The contexts of the readme-file of the Calgary Corpus is listed below:
Welcome to the Calgary/Canterbury text compression corpus. This corpus is used in the book
Bell, T.C., Cleary, J.G. and Witten, I.H. Text compression. Prentice Hall, Englewood Cliffs, NJ, 1990
and in the survey paper
Bell, T.C., Witten, I.H. and Cleary, J.G. "Modeling for text compression," Computing Surveys 21(4): 557-591; December 1989,
to evaluate the practical performance of various text compression schemes. Several other researchers are now using the corpus to evaluate text compression schemes. Nine different types of text are represented, and to confirm that the performance of schemes is consistent for any given type, many of the types have more than one representative. Normal English, both fiction and non-fiction, is represented by two books and papers (labeled book1, book2, paper1, paper2, paper3, paper4, paper5, paper6). More unusual styles of English writing are found in a bibliography (bib) and a batch of unedited news articles (news). Three computer programs represent artificial languages (progc, progl, progp). A transcript of a terminal session (trans) is included to indicate the increase in speed that could be achieved by applying compression to a slow line to a terminal. All of the files mentioned so far use ASCII encoding. Some non-ASCII files are also included: two files of executable code (obj1, obj2), some geophysical data (geo), and a bit-map black and white picture (pic). The file geo is particularly difficult to compress because it contains a wide range of data values, while the file pic is highly compressible because of large amounts of white space in the picture, represented by long runs of zeros. More details of the individual texts are given in the book mentioned above. Both book and paper give the results of compression experiments on these texts. The corpus itself constitutes files bib, book1, book2, geo, news, obj1, obj2, paper1, paper2, paper3, paper4, paper5, paper6, pic, progc, progl, progp and trans. (The book and paper above do not give results for files paper3, paper4, paper5 or paper6.) The directory "index" contains the sizes of the files and some information about where they came from.

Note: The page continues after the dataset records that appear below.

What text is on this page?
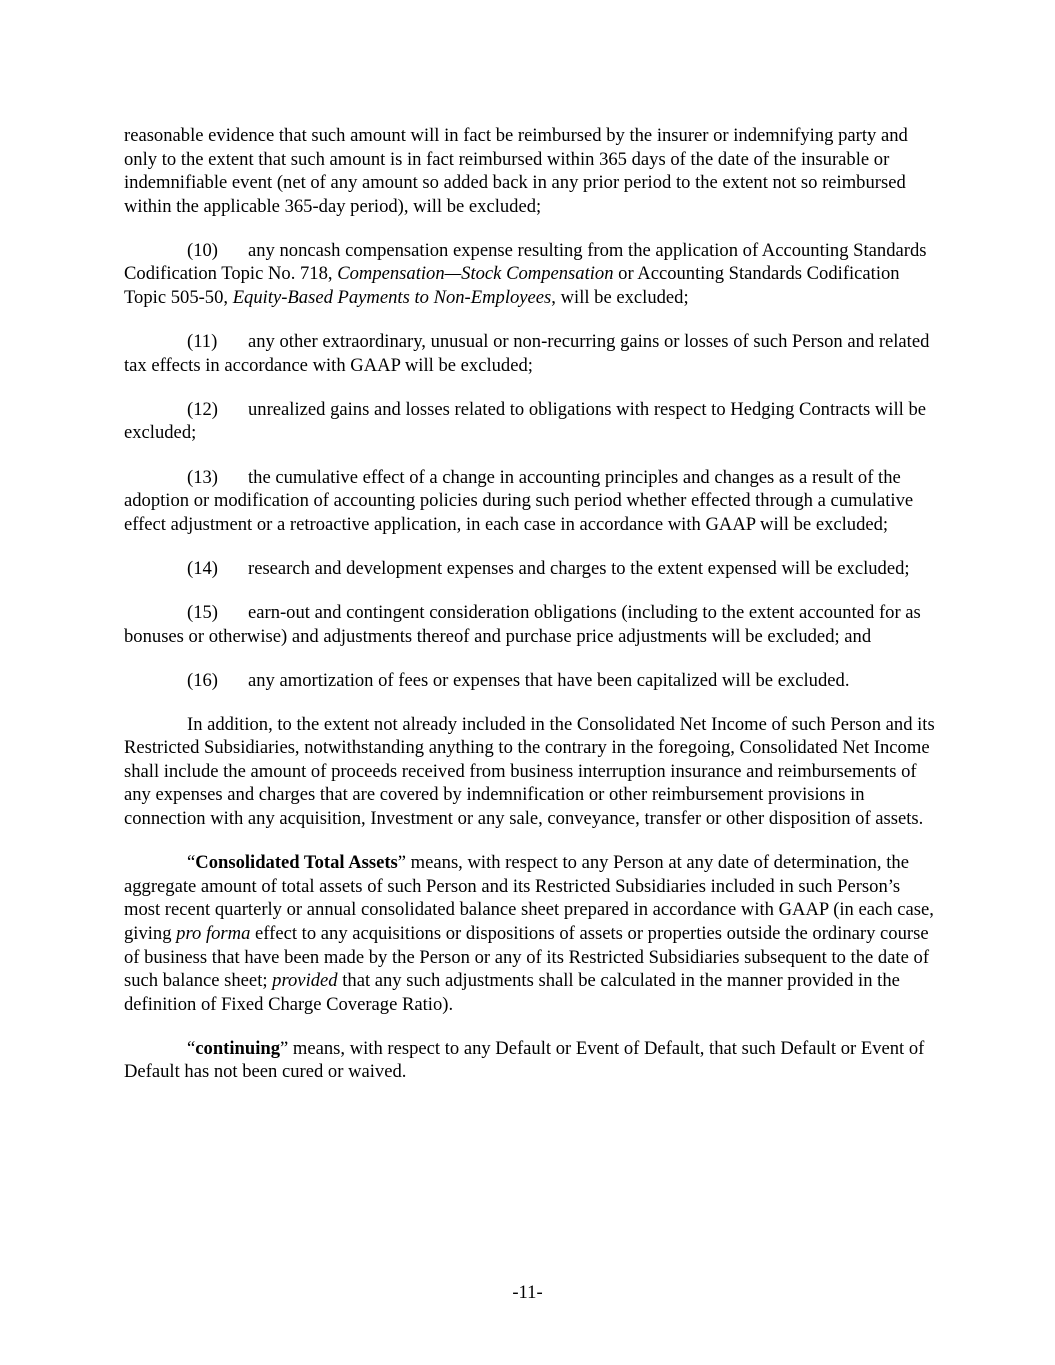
reasonable evidence that such amount will in fact be reimbursed by the insurer or indemnifying party and only to the extent that such amount is in fact reimbursed within 365 days of the date of the insurable or indemnifiable event (net of any amount so added back in any prior period to the extent not so reimbursed within the applicable 365-day period), will be excluded;

(10) any noncash compensation expense resulting from the application of Accounting Standards Codification Topic No. 718, Compensation—Stock Compensation or Accounting Standards Codification Topic 505-50, Equity-Based Payments to Non-Employees, will be excluded;

(11) any other extraordinary, unusual or non-recurring gains or losses of such Person and related tax effects in accordance with GAAP will be excluded;

(12) unrealized gains and losses related to obligations with respect to Hedging Contracts will be excluded;

(13) the cumulative effect of a change in accounting principles and changes as a result of the adoption or modification of accounting policies during such period whether effected through a cumulative effect adjustment or a retroactive application, in each case in accordance with GAAP will be excluded;

(14) research and development expenses and charges to the extent expensed will be excluded;

(15) earn-out and contingent consideration obligations (including to the extent accounted for as bonuses or otherwise) and adjustments thereof and purchase price adjustments will be excluded; and

(16) any amortization of fees or expenses that have been capitalized will be excluded.

In addition, to the extent not already included in the Consolidated Net Income of such Person and its Restricted Subsidiaries, notwithstanding anything to the contrary in the foregoing, Consolidated Net Income shall include the amount of proceeds received from business interruption insurance and reimbursements of any expenses and charges that are covered by indemnification or other reimbursement provisions in connection with any acquisition, Investment or any sale, conveyance, transfer or other disposition of assets.

“Consolidated Total Assets” means, with respect to any Person at any date of determination, the aggregate amount of total assets of such Person and its Restricted Subsidiaries included in such Person’s most recent quarterly or annual consolidated balance sheet prepared in accordance with GAAP (in each case, giving pro forma effect to any acquisitions or dispositions of assets or properties outside the ordinary course of business that have been made by the Person or any of its Restricted Subsidiaries subsequent to the date of such balance sheet; provided that any such adjustments shall be calculated in the manner provided in the definition of Fixed Charge Coverage Ratio).

“continuing” means, with respect to any Default or Event of Default, that such Default or Event of Default has not been cured or waived.

-11-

Although from 1988 this paper from Timothy Bell, Ian Witten and John Cleary is one of my favourites. It is easy to read, well structured and explains all important details. Models are best formed adaptively, based on the text seen so far. This paper surveys successful strategies for adaptive modeling which are suitable for use in practical text compression systems. The strategies fall into three main classes: finite-context modeling, in which the last few characters are used to condition the probability distribution for the next one; finite-state modeling, in which the distribution is conditioned by the current state (and which subsumes finite-context modeling as an important special case); and dictionary modeling, in which strings of characters are replaced by pointers into an evolving dictionary. A comparison of different methods on the same sample texts is included, along with an analysis of future research directions.
Authors: Timothy Bell, John Cleary and Ian Witten Publisher: Prentice-Hall, Englewood, United States of America, 1990 ISBN: 0-13-911991-4 Size: 318 pages Price: 57.00 USD
This book is the reference on lossless compression. The emphasis is set on text compression and language modeling. It contains several statistical studies on text compression and explains in detail the adaptive modeling and the different PPM schemes (A, B, C). It belongs to my favourite books in the data compression world.